Cluster sizing recommendations

Based on tested configurations, you can size your clusters as follows:

  • Services per cluster: 50-1,000 services
  • Pods per cluster: 2,500-50,000 pods
  • Nodes per cluster: 50-1,000 nodes
  • Istiod replicas: A single istiod replica per cluster is sufficient for most deployments, though you can scale up if needed
  • Service export: Export 10% or fewer of your services for global consumption across clusters

Configuration

No manual tuning or configuration scoping is required. Solo Enterprise for Istio ambient multicluster works out of the box with default Istio configuration, so that you can operate the mesh at any scale without additional configuration.

Differences from upstream multicluster

Upstream multicluster peering in the community Istio project uses remote secrets that contain kubeconfigs, which lets istiod watch remote Kubernetes APIs. The Solo distribution of Istio uses a decentralized, push-based peering model with istio-remote gateways and xDS between istiod instances. In addition, the Solo distribution supports data plane routing through either LoadBalancer or NodePort addresses for the east-west gateway, while still requiring a stable address for xDS connectivity.

If you previously used the multicluster feature in community Istio, and want to now migrate to multicluster peering in the Solo distribution of Istio, the DISABLE_LEGACY_MULTICLUSTER environment variable is introduced in the Solo distribution of Istio version 1.28 to disable the community multicluster mechanisms. Multicluster in community Istio uses remote secrets that contain kubeconfigs to watch resources on remote clusters.

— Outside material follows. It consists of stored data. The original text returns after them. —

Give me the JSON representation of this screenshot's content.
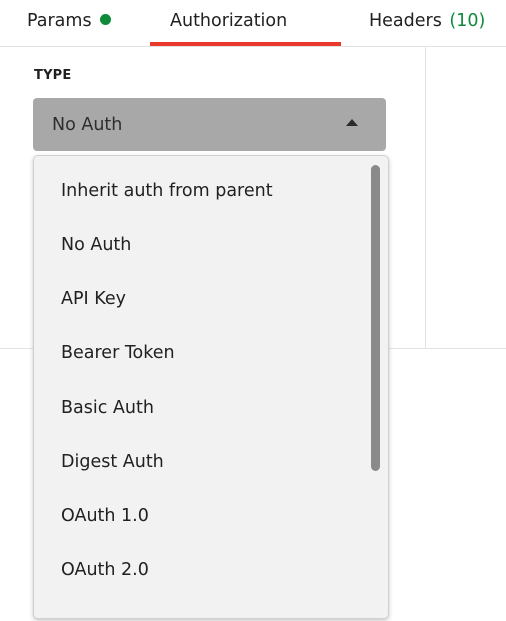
{
  "tabs": [
    {
      "label": "Params",
      "indicator_color": "#0f8a3a"
    },
    {
      "label": "Authorization",
      "active": true
    },
    {
      "label": "Headers",
      "count": "(10)",
      "count_color": "#0f8a3a"
    }
  ],
  "accent_color": "#e8392c",
  "auth": {
    "type_label": "TYPE",
    "selected": "No Auth",
    "dropdown_open": true,
    "options": [
      "Inherit auth from parent",
      "No Auth",
      "API Key",
      "Bearer Token",
      "Basic Auth",
      "Digest Auth",
      "OAuth 1.0",
      "OAuth 2.0"
    ]
  }
}
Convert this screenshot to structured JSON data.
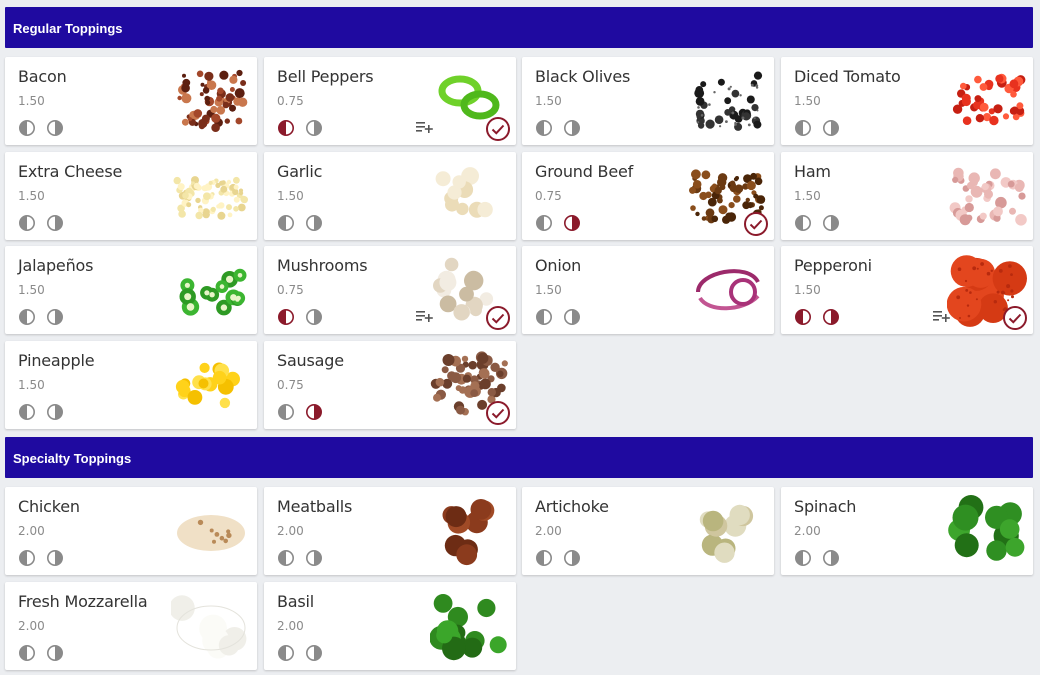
{
  "sections": [
    {
      "title": "Regular Toppings",
      "items": [
        {
          "name": "Bacon",
          "price": "1.50",
          "left_on": false,
          "right_on": false,
          "selected": false,
          "icon": "bacon-image"
        },
        {
          "name": "Bell Peppers",
          "price": "0.75",
          "left_on": true,
          "right_on": false,
          "selected": true,
          "icon": "bell-peppers-image"
        },
        {
          "name": "Black Olives",
          "price": "1.50",
          "left_on": false,
          "right_on": false,
          "selected": false,
          "icon": "black-olives-image"
        },
        {
          "name": "Diced Tomato",
          "price": "1.50",
          "left_on": false,
          "right_on": false,
          "selected": false,
          "icon": "diced-tomato-image"
        },
        {
          "name": "Extra Cheese",
          "price": "1.50",
          "left_on": false,
          "right_on": false,
          "selected": false,
          "icon": "extra-cheese-image"
        },
        {
          "name": "Garlic",
          "price": "1.50",
          "left_on": false,
          "right_on": false,
          "selected": false,
          "icon": "garlic-image"
        },
        {
          "name": "Ground Beef",
          "price": "0.75",
          "left_on": false,
          "right_on": true,
          "selected": true,
          "icon": "ground-beef-image"
        },
        {
          "name": "Ham",
          "price": "1.50",
          "left_on": false,
          "right_on": false,
          "selected": false,
          "icon": "ham-image"
        },
        {
          "name": "Jalapeños",
          "price": "1.50",
          "left_on": false,
          "right_on": false,
          "selected": false,
          "icon": "jalapenos-image"
        },
        {
          "name": "Mushrooms",
          "price": "0.75",
          "left_on": true,
          "right_on": false,
          "selected": true,
          "icon": "mushrooms-image"
        },
        {
          "name": "Onion",
          "price": "1.50",
          "left_on": false,
          "right_on": false,
          "selected": false,
          "icon": "onion-image"
        },
        {
          "name": "Pepperoni",
          "price": "1.50",
          "left_on": true,
          "right_on": true,
          "selected": true,
          "icon": "pepperoni-image"
        },
        {
          "name": "Pineapple",
          "price": "1.50",
          "left_on": false,
          "right_on": false,
          "selected": false,
          "icon": "pineapple-image"
        },
        {
          "name": "Sausage",
          "price": "0.75",
          "left_on": false,
          "right_on": true,
          "selected": true,
          "icon": "sausage-image"
        }
      ]
    },
    {
      "title": "Specialty Toppings",
      "items": [
        {
          "name": "Chicken",
          "price": "2.00",
          "left_on": false,
          "right_on": false,
          "selected": false,
          "icon": "chicken-image"
        },
        {
          "name": "Meatballs",
          "price": "2.00",
          "left_on": false,
          "right_on": false,
          "selected": false,
          "icon": "meatballs-image"
        },
        {
          "name": "Artichoke",
          "price": "2.00",
          "left_on": false,
          "right_on": false,
          "selected": false,
          "icon": "artichoke-image"
        },
        {
          "name": "Spinach",
          "price": "2.00",
          "left_on": false,
          "right_on": false,
          "selected": false,
          "icon": "spinach-image"
        },
        {
          "name": "Fresh Mozzarella",
          "price": "2.00",
          "left_on": false,
          "right_on": false,
          "selected": false,
          "icon": "fresh-mozzarella-image"
        },
        {
          "name": "Basil",
          "price": "2.00",
          "left_on": false,
          "right_on": false,
          "selected": false,
          "icon": "basil-image"
        }
      ]
    }
  ],
  "colors": {
    "header_bg": "#1f0aa0",
    "active_accent": "#8b1a2b",
    "inactive_icon": "#8a8a8a",
    "page_bg": "#eceef1"
  }
}
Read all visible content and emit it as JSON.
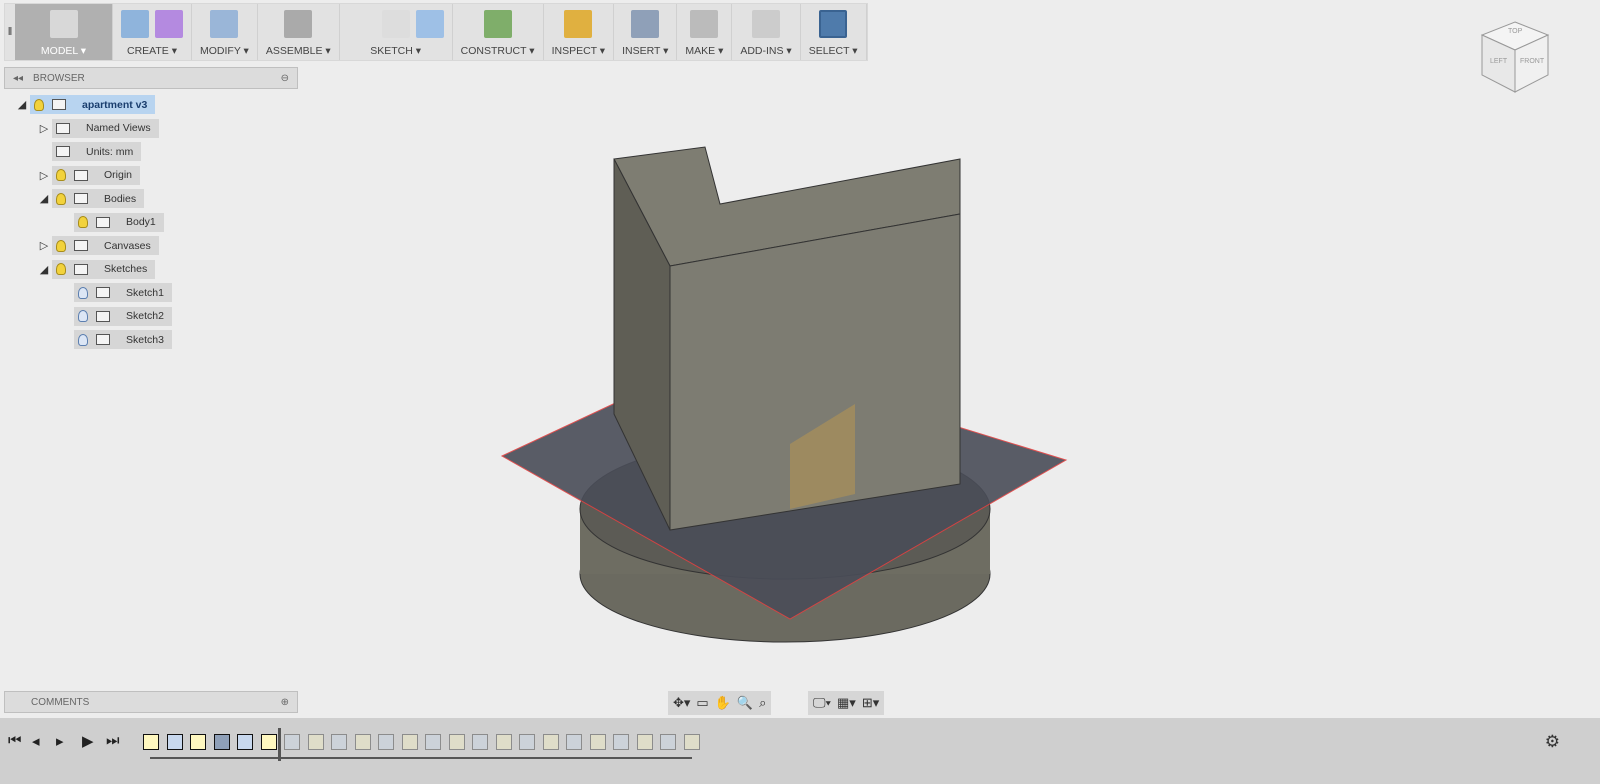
{
  "toolbar": {
    "groups": [
      {
        "label": "MODEL ▾",
        "icons": [
          "model-workspace-icon"
        ]
      },
      {
        "label": "CREATE ▾",
        "icons": [
          "box-icon",
          "form-icon"
        ]
      },
      {
        "label": "MODIFY ▾",
        "icons": [
          "press-pull-icon"
        ]
      },
      {
        "label": "ASSEMBLE ▾",
        "icons": [
          "joint-icon"
        ]
      },
      {
        "label": "SKETCH ▾",
        "icons": [
          "arc-icon",
          "rectangle-icon",
          "project-icon"
        ]
      },
      {
        "label": "CONSTRUCT ▾",
        "icons": [
          "plane-icon"
        ]
      },
      {
        "label": "INSPECT ▾",
        "icons": [
          "measure-icon"
        ]
      },
      {
        "label": "INSERT ▾",
        "icons": [
          "canvas-image-icon"
        ]
      },
      {
        "label": "MAKE ▾",
        "icons": [
          "3d-print-icon"
        ]
      },
      {
        "label": "ADD-INS ▾",
        "icons": [
          "scripts-icon"
        ]
      },
      {
        "label": "SELECT ▾",
        "icons": [
          "select-icon"
        ]
      }
    ]
  },
  "browser": {
    "title": "BROWSER",
    "items": [
      {
        "label": "apartment v3",
        "expand": "◢",
        "bulb": "on",
        "icon": "component"
      },
      {
        "label": "Named Views",
        "expand": "▷",
        "icon": "folder"
      },
      {
        "label": "Units: mm",
        "icon": "doc"
      },
      {
        "label": "Origin",
        "expand": "▷",
        "bulb": "on",
        "icon": "folder"
      },
      {
        "label": "Bodies",
        "expand": "◢",
        "bulb": "on",
        "icon": "folder"
      },
      {
        "label": "Body1",
        "bulb": "on",
        "icon": "body"
      },
      {
        "label": "Canvases",
        "expand": "▷",
        "bulb": "on",
        "icon": "folder"
      },
      {
        "label": "Sketches",
        "expand": "◢",
        "bulb": "on",
        "icon": "folder"
      },
      {
        "label": "Sketch1",
        "bulb": "off",
        "icon": "sketch"
      },
      {
        "label": "Sketch2",
        "bulb": "off",
        "icon": "sketch"
      },
      {
        "label": "Sketch3",
        "bulb": "off",
        "icon": "sketch"
      }
    ]
  },
  "comments": {
    "title": "COMMENTS"
  },
  "viewcube": {
    "top": "TOP",
    "left": "LEFT",
    "front": "FRONT"
  },
  "timeline": {
    "controls": [
      "⏮",
      "◂",
      "▸",
      "▶",
      "⏭"
    ],
    "active": [
      "sketch",
      "extrude",
      "sketch",
      "canvas",
      "extrude",
      "sketch"
    ],
    "inactive_count": 18
  }
}
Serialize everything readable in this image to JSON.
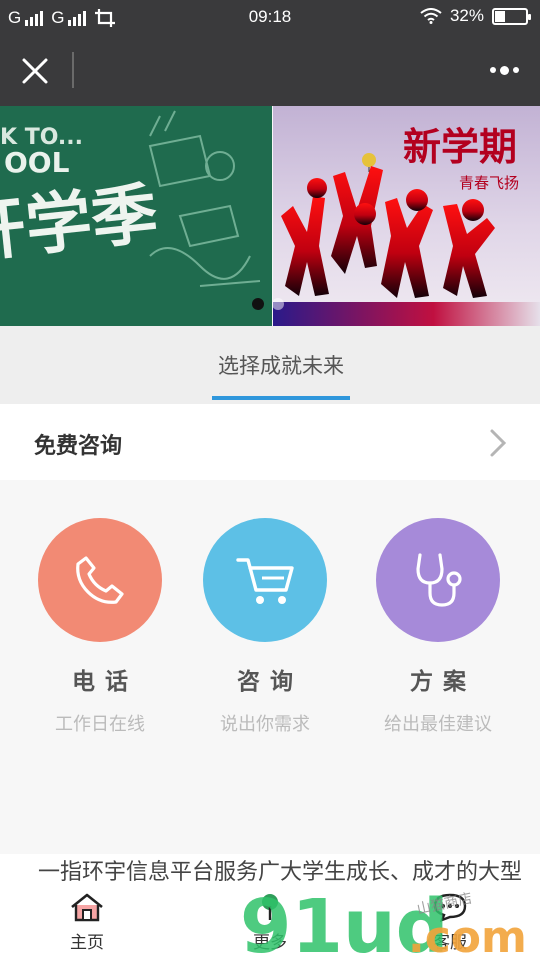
{
  "status_bar": {
    "carrier1": "G",
    "carrier2": "G",
    "time": "09:18",
    "battery": "32%",
    "battery_level": 0.32
  },
  "banner": {
    "slides": [
      {
        "text_top": "K TO...",
        "text_mid": "OOL",
        "text_main": "开学季"
      },
      {
        "text_main": "新学期",
        "text_sub": "青春飞扬"
      }
    ],
    "active_index": 0,
    "colors": {
      "slide1": "#1f6b4e",
      "slide2": "#c2b2d4"
    }
  },
  "tab": {
    "label": "选择成就未来",
    "accent": "#2f97dc"
  },
  "section": {
    "title": "免费咨询"
  },
  "features": [
    {
      "icon": "phone-icon",
      "title": "电话",
      "subtitle": "工作日在线",
      "color": "#f28a74"
    },
    {
      "icon": "cart-icon",
      "title": "咨询",
      "subtitle": "说出你需求",
      "color": "#5dc0e6"
    },
    {
      "icon": "stethoscope-icon",
      "title": "方案",
      "subtitle": "给出最佳建议",
      "color": "#a68ad9"
    }
  ],
  "marquee": {
    "text": "一指环宇信息平台服务广大学生成长、成才的大型"
  },
  "bottom_nav": [
    {
      "icon": "home-icon",
      "label": "主页"
    },
    {
      "icon": "tree-icon",
      "label": "更多"
    },
    {
      "icon": "chat-icon",
      "label": "客服"
    }
  ],
  "watermark": {
    "text_main": "91ud",
    "text_suffix": ".com",
    "text_small": "山猫商店"
  }
}
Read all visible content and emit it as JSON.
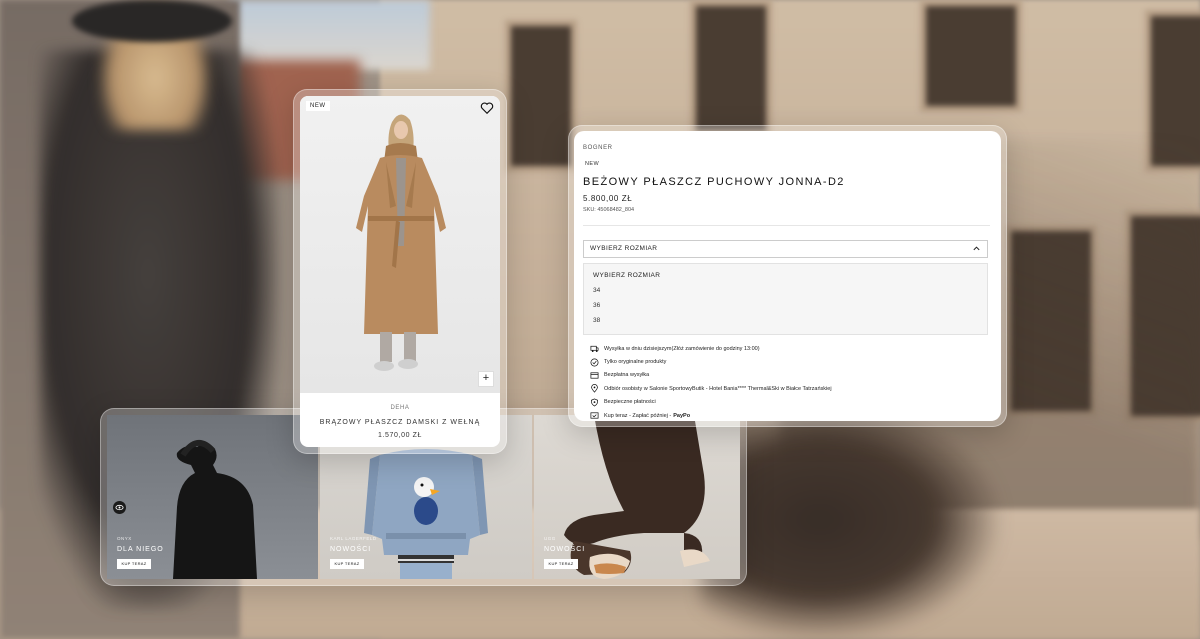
{
  "product_card": {
    "badge": "NEW",
    "brand": "DEHA",
    "name": "BRĄZOWY PŁASZCZ DAMSKI Z WEŁNĄ",
    "price": "1.570,00 ZŁ",
    "plus": "+"
  },
  "detail": {
    "brand": "BOGNER",
    "badge": "NEW",
    "title": "BEŻOWY PŁASZCZ PUCHOWY JONNA-D2",
    "price": "5.800,00 ZŁ",
    "sku": "SKU: 45068482_804",
    "size_select": "WYBIERZ ROZMIAR",
    "size_options": [
      "WYBIERZ ROZMIAR",
      "34",
      "36",
      "38"
    ],
    "benefits": [
      {
        "icon": "delivery-icon",
        "text": "Wysyłka w dniu dzisiejszym(Złóż zamówienie do godziny 13:00)"
      },
      {
        "icon": "check-badge-icon",
        "text": "Tylko oryginalne produkty"
      },
      {
        "icon": "truck-icon",
        "text": "Bezpłatna wysyłka"
      },
      {
        "icon": "location-pin-icon",
        "text": "Odbiór osobisty w Salonie SportowyButik - Hotel Bania**** Thermal&Ski w Białce Tatrzańskiej"
      },
      {
        "icon": "shield-icon",
        "text": "Bezpieczne płatności"
      },
      {
        "icon": "wallet-icon",
        "text": "Kup teraz - Zapłać później - ",
        "brand": "PayPo"
      }
    ]
  },
  "categories": [
    {
      "label": "ONYX",
      "title": "DLA NIEGO",
      "button": "KUP TERAZ"
    },
    {
      "label": "KARL LAGERFELD",
      "title": "NOWOŚCI",
      "button": "KUP TERAZ"
    },
    {
      "label": "UGG",
      "title": "NOWOŚCI",
      "button": "KUP TERAZ"
    }
  ],
  "colors": {
    "accent": "#111111",
    "coat": "#b98b5f"
  }
}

This system is incompatible with the decentralized, push-based model for peering in the Solo distribution of Istio. This variable causes istiod to ignore remote secrets so that it does not attempt to set up Kubernetes clients to connect to them.

  • For fresh multicluster mesh installations with the Solo distribution of Istio, use this environment variable in your istiod settings. This setting serves as a recommended safety measure to prevent any use of remote secrets.
  • If you want to initiate a multicluster migration from community Istio, contact a Solo account representative. An account representative can help you set up two revisions of Istio that each select a different set of namespaces, and set the DISABLE_LEGACY_MULTICLUSTER variable on the revision that uses the Solo distribution of Istio for multicluster peering.